Globalization of Sundanese Food (West Java) through Cultural Translation
IJHSS, 2019
The typical of Indonesian gastronomy already known in the world is Rendang Padang. However there are still many of Indonesian food that match the taste of the world, including soto and rawon. One effort to introduce traditional food is through cultural translation. Therefore, the purpose of this study is to describe the globalization of Sundanese food (West Java) through cultural translation. We expect that it will contribute to create sustainable economic development based on traditional culinary business community in ASEAN. To achieve the purpose of this study an eclectic approach is used, namely the incorporation of theories that fit the objectives of the study. There are three main steps in this study: First, the provision of selected data in the form of a corpus of Sundanese food names. Second, the data analysis is using a method of cultural translation, because translation as a process of intercultural communication act (intercultural transformation). Third, the presentation of data in the form of descriptive explanation.
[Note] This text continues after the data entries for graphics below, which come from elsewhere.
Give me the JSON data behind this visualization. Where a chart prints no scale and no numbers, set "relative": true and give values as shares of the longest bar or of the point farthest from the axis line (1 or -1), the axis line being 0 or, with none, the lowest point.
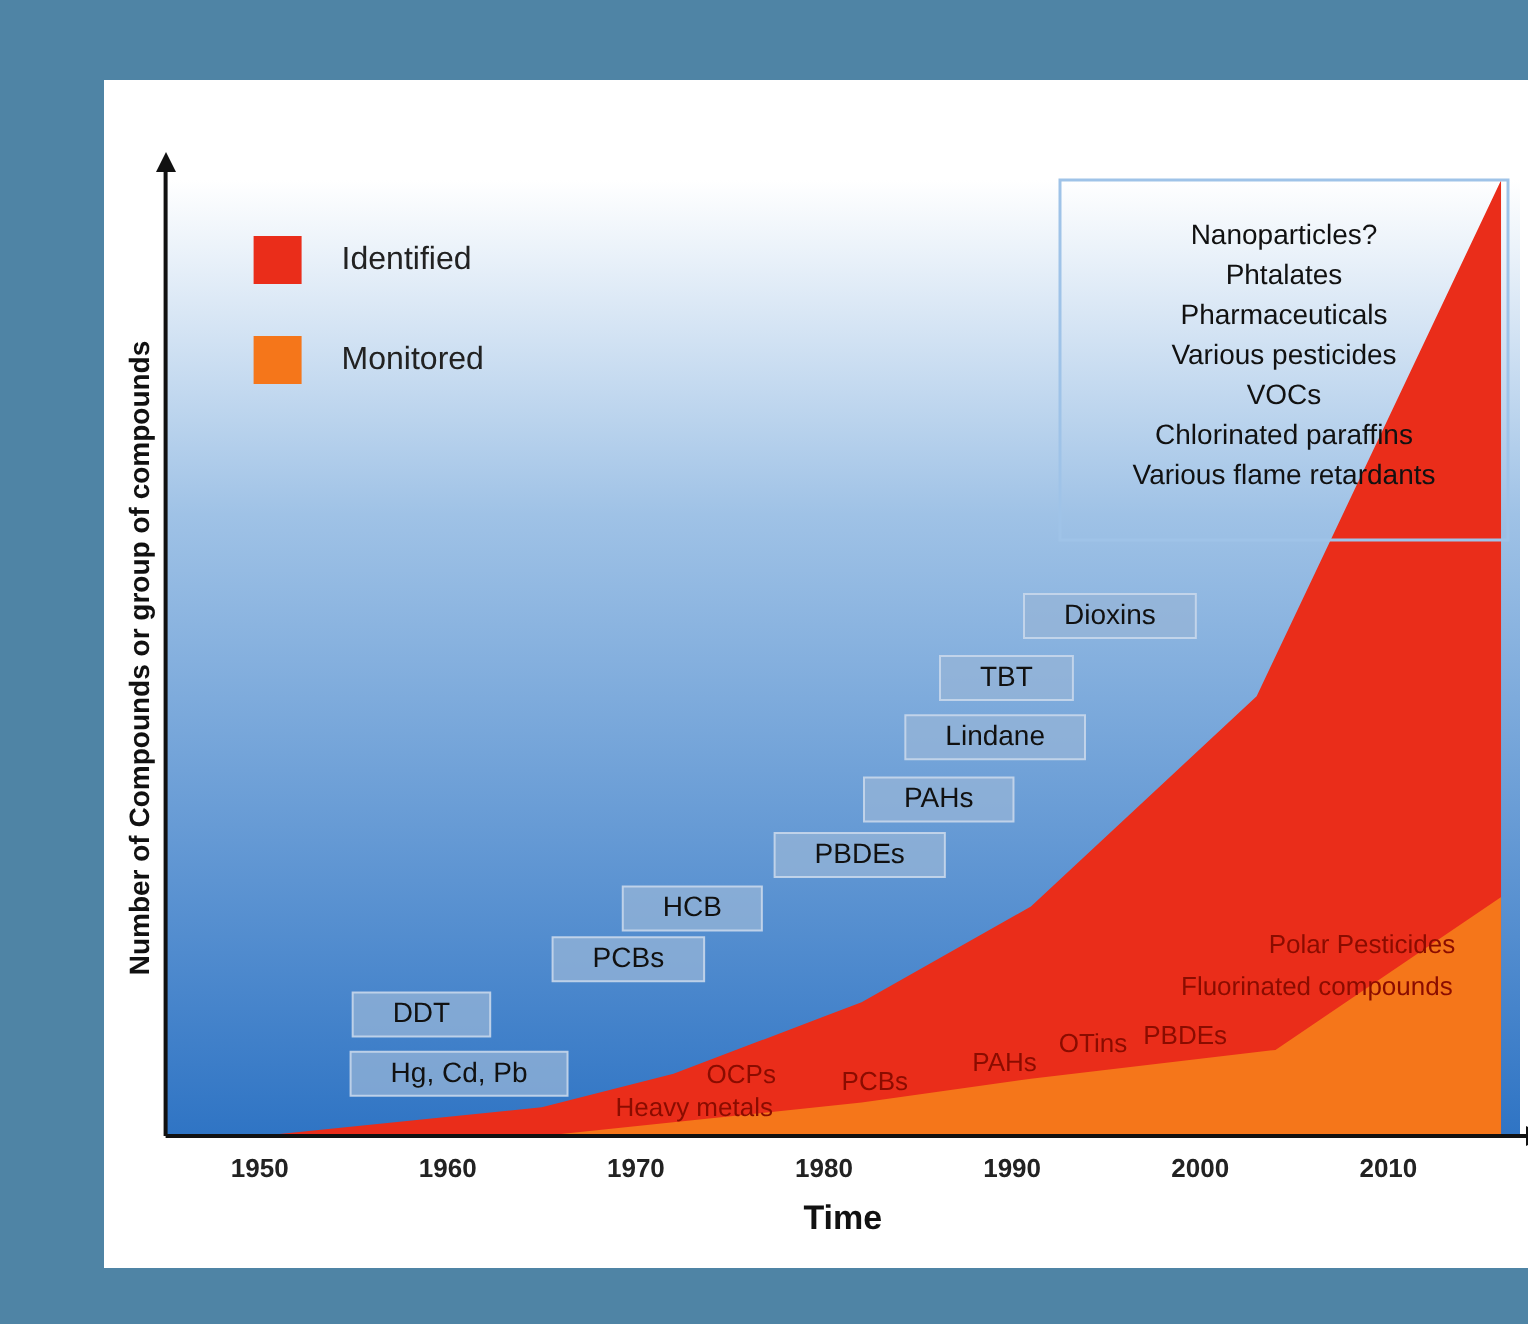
{
  "chart_data": {
    "type": "area",
    "relative": true,
    "xlabel": "Time",
    "ylabel": "Number of Compounds or group of compounds",
    "xlim": [
      1945,
      2017
    ],
    "xticks": [
      1950,
      1960,
      1970,
      1980,
      1990,
      2000,
      2010
    ],
    "grid": false,
    "legend": "top left",
    "series": [
      {
        "name": "Identified",
        "color": "#ea2d1a",
        "x": [
          1950,
          1965,
          1972,
          1982,
          1991,
          2003,
          2016
        ],
        "values": [
          0,
          0.03,
          0.065,
          0.14,
          0.24,
          0.46,
          1
        ]
      },
      {
        "name": "Monitored",
        "color": "#f5761a",
        "x": [
          1965,
          1982,
          1991,
          2004,
          2016
        ],
        "values": [
          0,
          0.035,
          0.06,
          0.09,
          0.25
        ]
      }
    ],
    "annotations": [
      "Hg, Cd, Pb",
      "DDT",
      "PCBs",
      "HCB",
      "PBDEs",
      "PAHs",
      "Lindane",
      "TBT",
      "Dioxins",
      "Nanoparticles?",
      "Phtalates",
      "Pharmaceuticals",
      "Various pesticides",
      "VOCs",
      "Chlorinated paraffins",
      "Various flame retardants",
      "Heavy metals",
      "OCPs",
      "PCBs",
      "PAHs",
      "OTins",
      "PBDEs",
      "Fluorinated compounds",
      "Polar Pesticides"
    ]
  }
}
The results from this study are three things. First, strategies, methods, and techniques of Sundanese culinary translationin French language and Arabic language. Cultural translation techniques include pure lending of regional languages, use of generic terms, scientific latin name, definition, and adaptation. Second, the similarities and the differences between source language and target language. Third, it has been proven that the translation of Sundanese culinary helps to introduce culinary globally through the development of human resources capacity in culinary business community, especially in the field of marketing and promotion.